Going back to depth of the pandemic in February and March is a painful lesson. Fortunately that is not the case. Unfortunately, with rapidly rising coronavirus cases and with expectations of a contested election, October was a bad month for the stock market and it was the worst monthly performance since this March.
Friday’s sell-off would have been even worse had it not been for some late-day buying. The S&P 500 closed down 1.2% at 3,269.96 and the Dow fell by 0.6% to 26,501.60 on Friday. That made for nearly a 5% drop in the Dow and a 2.8% drop in the S&P 500 for the entire month. Both indexes were up on the month before this week’s earnings, rising COVID-19 cases and election jitters knocked them lower.
The yield on the 30-year Treasury was at 1.64% late on Friday, basically flat for the week but up 19 basis points from the end of September. A rise was also seen in the 10-year Treasury in October, up about 19 basis points from the last day in September to 0.86%.
Another rise was seen in the CBOE Volatility Index, and the so-called “fear index” generally rises as markets sell-off. Closing up 0.43 at 38.02, the index hit a high of 41.09 on the day after hitting above 40 on Wednesday and hitting a high of 41.16 on Thursday. This week marked the first readings above 40 since June, and a 40 level is usually indicative of markets being oversold.
Apple Inc. (NASDAQ: AAPL) led the losers in the Dow with a 5.6% drop to $108.86 after its earnings report failed to enthuse investors. While Apple is still the largest company in the world, this translated to a loss of more than $100 billion in market capitalization.
Twitter Inc. (NYSE: TWTR) was given the worst reception of the S&P 500 stocks as its user metrics and earnings report failed to bring any enthusiasm. Twitter closed down 21% at $41.36 on Friday.
Facebook Inc. (NASDAQ: FB) also led the declining stocks in the S&P 500 with a drop of 6.3% to $263.11 on Friday. Mark Zuckerberg noted more caution and headwinds that it offset what was otherwise a very impressive earnings report.
Gold was actually up on Friday due to investors seeking safety ahead of the elections. The World Gold Council showed some disappointing demand trends for the third quarter of 2020, but the SPDR Gold Shares (NYSEArca: GLD) closed up almost 0.5% at $176.20 on Friday. That’s down from an absolute peak of $194.45. This key gold ETF was down almost 1.4% over the last week and it was down about 0.5% in total for the month of October.
Energy stocks showed a mixed bag of the two oil and gas giants closing in opposite directions on two bad earnings reports. Chevron Corporation (NYSE: CVX) is still deemed to have a better balance sheet and safer dividend than rival Exxon Mobil Corporation (NYSE: XOM), and it closed up 1% at $69.50 versus a 1 5Drop to $32.62 for Exxon Mobil.
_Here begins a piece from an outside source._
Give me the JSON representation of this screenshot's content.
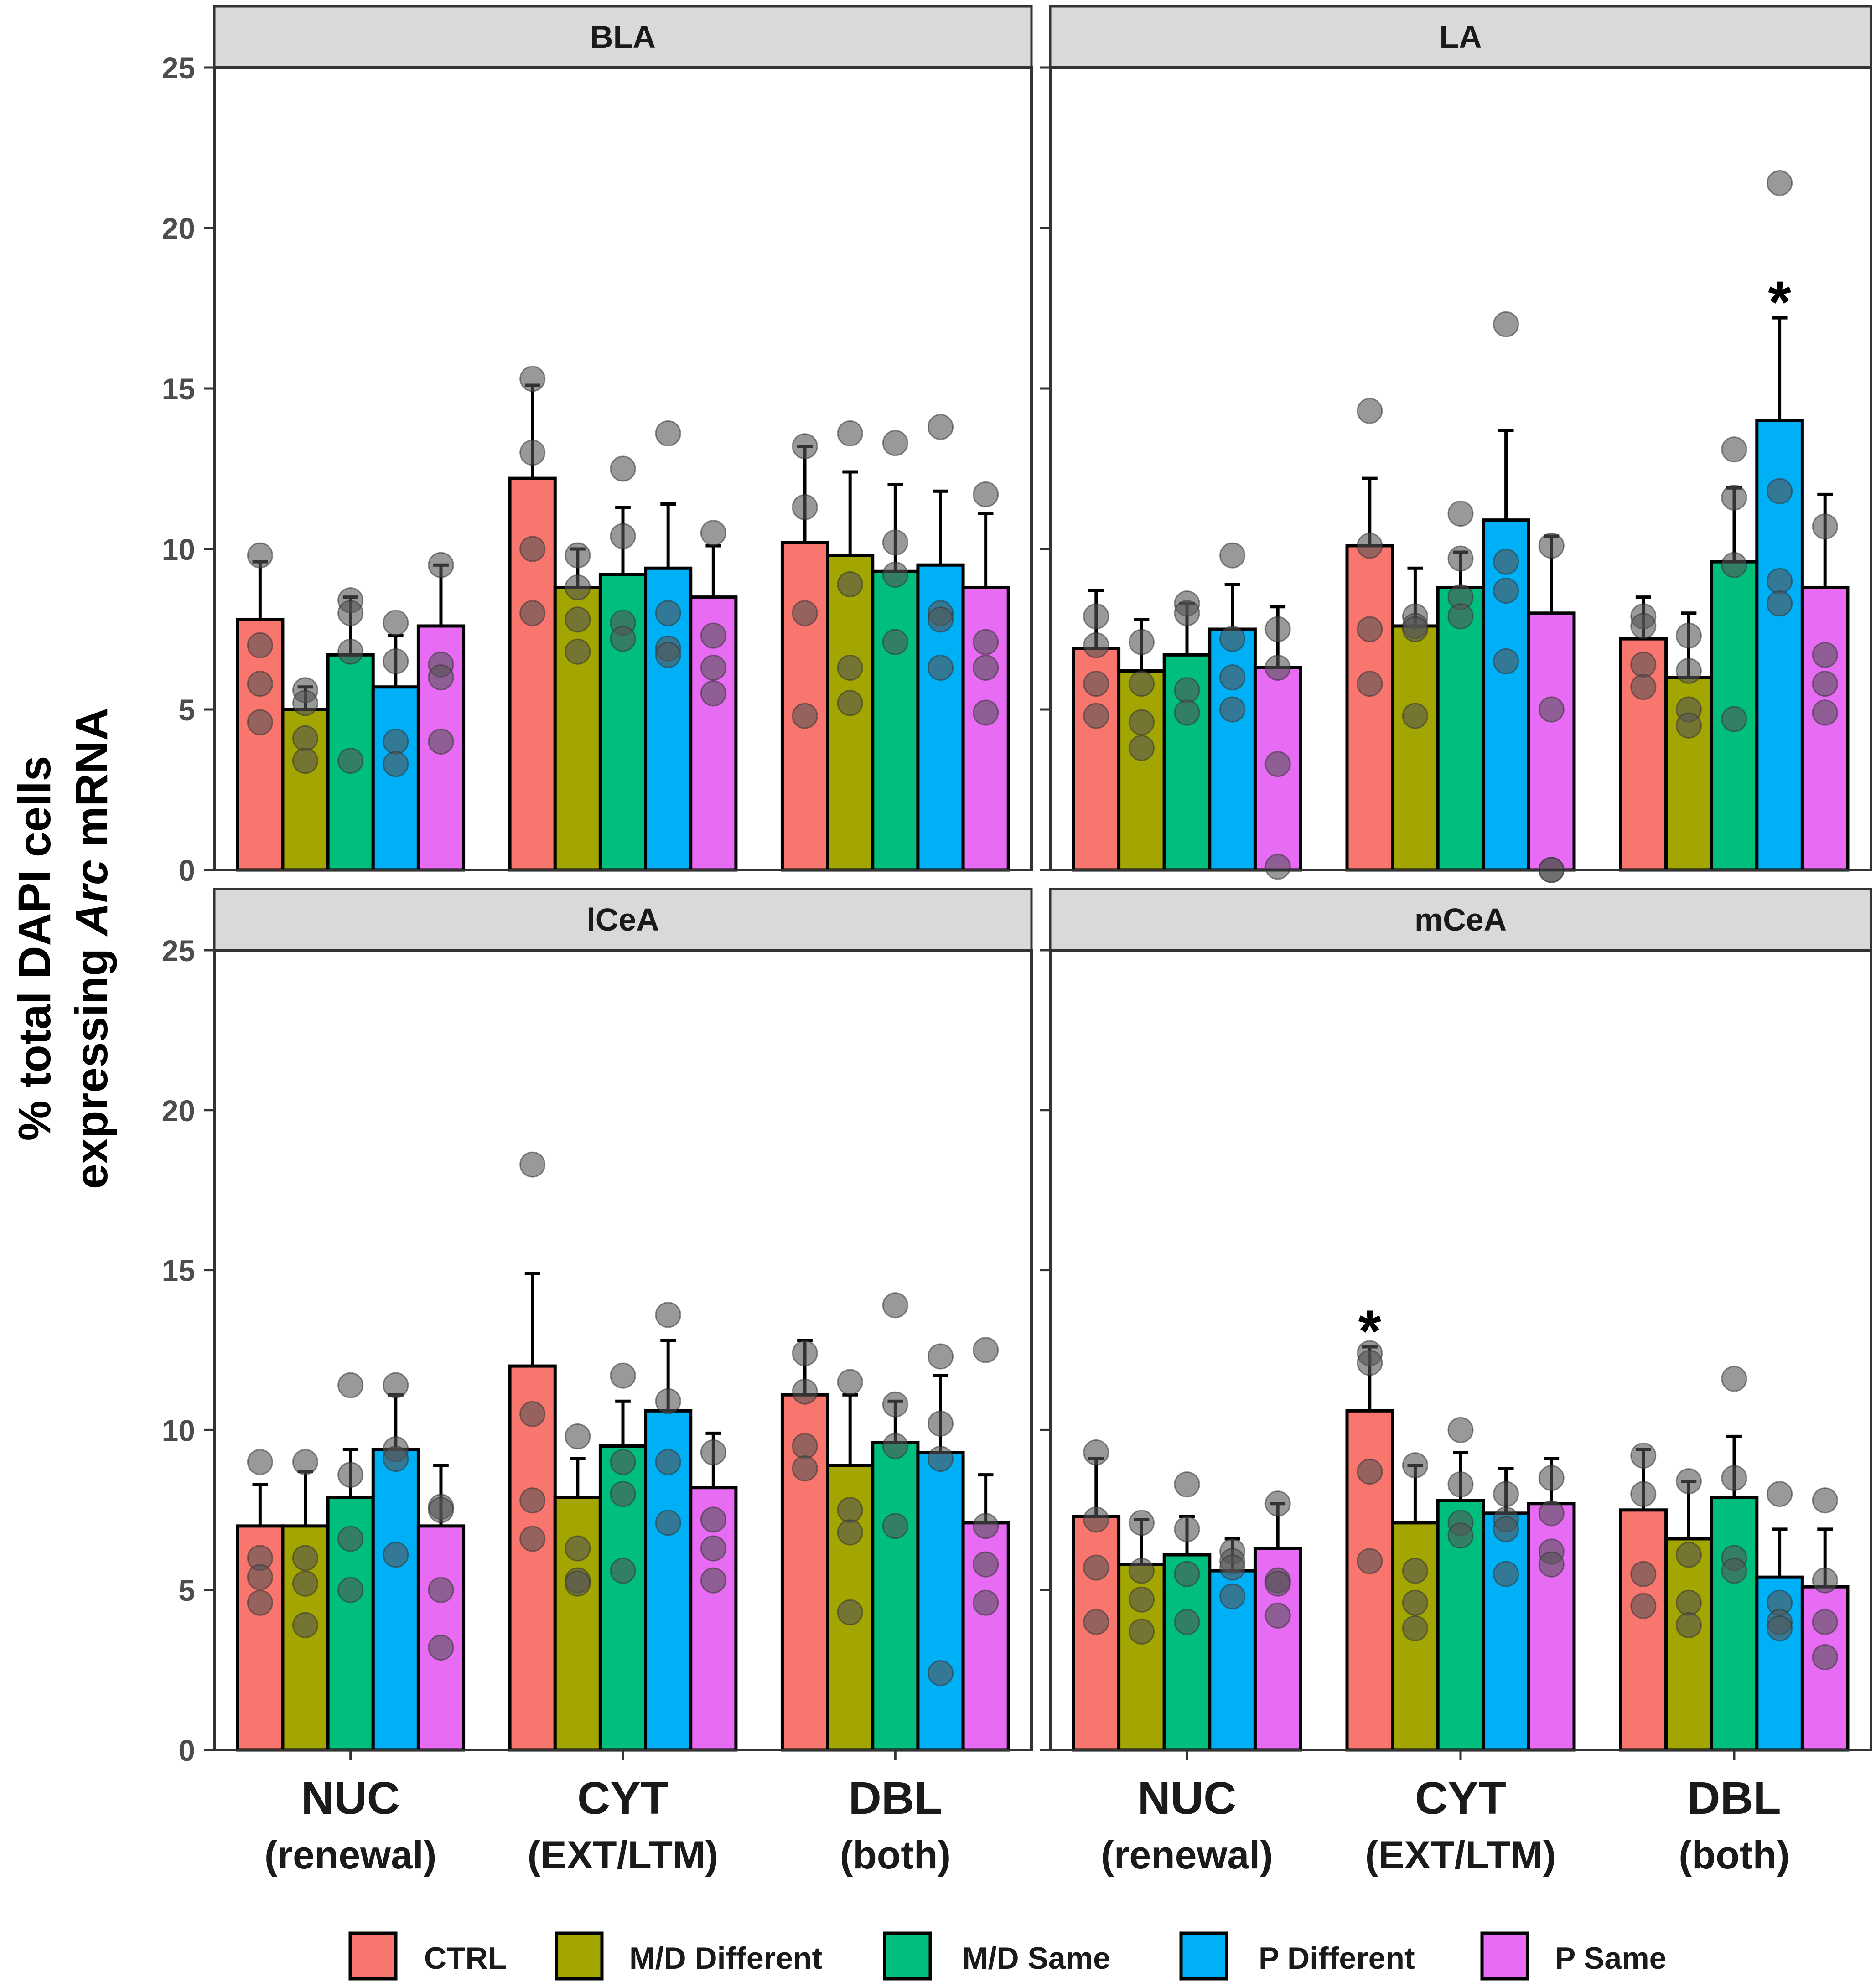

That said, Exxon Mobil’s dividend yield is 10.5% and both companies are still trying to pledge to keep their dividend machines going.
The stock market has a lot to digest at this exact time. It has already been widely reported that the election is unlikely to be fully determined on election night, and there are concerns that neither Biden nor Trump are going to concede the election results unless the numbers are overwhelming. Many people are even expecting more civil unrest around the elections.
The largest issue on top of the stimulus talks being an absolute bust is that the skyrocketing COVID-19 cases are bringing a threat of yet more shutdowns and lockdowns even as the cruise industry was given the green light to seek conditional sailings after the No-Sail Order expire this weekend.
The Almanac Trader site has noted that the Presidential Indicator has now gone into the red, which is generally not a good sign for the incumbent.
One last note to consider is that it has become incredibly expensive to hedge further stock market risk.
Perhaps the only good news for October is that the stock market indexes closed nowhere near their lows on Friday. There is going to be a lot to digest in the coming week.